9 juillet 2016, 15:59

MOTÖRHEAD

"Clean Your Clock"

Album : Clean Your Clock

Voici donc le testament de MOTÖRHEAD. Et à l'entame de ce très beau, il faut l'avouer, CD/DVD (ou Blu-ray) enregistré les 20 et 21 novembre 2015 à Munich, autant vous dire que j'ai été submergé de sentiments contradictoires. Comment en effet ne pas ressentir une certaine gêne quand on sait qu'un peu plus d'un mois plus tard, Lemmy Kilmister laissait le monde du rock orphelin.
Malade depuis des mois, le vieux lion ne voulait surtout pas lâcher le morceau, et l'état d'extrême fatigue dans lequel il se trouvait transpire dans chacun des plans le mettant en vedette sur le DVD. Mais j'y reviendrai. Quant au CD, le rythme des chansons, beaucoup plus lent qu'à l'époque pas si lointaine des live « The Wörld Is Ours - Vol. 1: Everywhere Further Than Everyplace Else » (2011) et « The Wörld Is Ours - Vol. 2: Anyplace Crazy as Anywhere Else » (2012), est là pour rappeler que celui que beaucoup voyaient comme un roc indestructible s'était finalement fait rattraper par cette pute aux multiples visages communément appelée la maladie.

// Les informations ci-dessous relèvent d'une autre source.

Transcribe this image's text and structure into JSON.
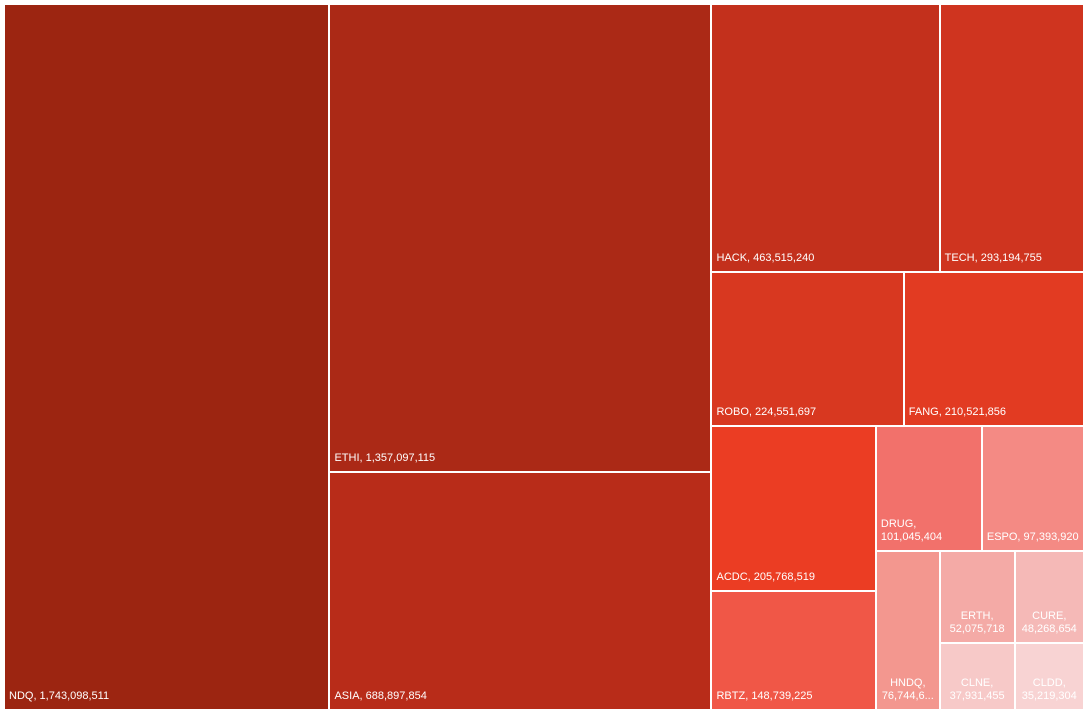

Alors oui, j'avoue m'être senti comme ces spectateurs d'émissions TV racoleuses qui confondent bien souvent compassion et voyeurisme. Non pas que la perspective d'entendre le grand Lem' éructer des classiques comme "Bömber" ou "Metropolis" lors de deux des toutes dernières prestations de la Tête de Moteur me rebutait, mais j'avais encore en tête ce concert du 18 novembre 2014 au Zénith de Paris, durant lequel Phil et Mikkey avaient littéralement porté leur courageux boss à bout de bras. Et puis, tout comme je m'étais dit qu'il n'y aurait certainement pas beaucoup d'autres opportunités de revoir MOTÖRHEAD sur scène - personne ne m'avait forcé à y aller, après tout ! - j'ai finalement pris ce « Clean Your Clock » pour ce qu'il était : l'ultime témoignage live de la légende. Et grand bien m'en a pris ! Il faut dire aussi que le trio britannique pouvait filer des plaques d'eczéma à n'importe quel groupe s'autoproclamant "groupe de scène"... même avec un Lemmy affaibli. C'est la meilleure leçon de cet ultime live.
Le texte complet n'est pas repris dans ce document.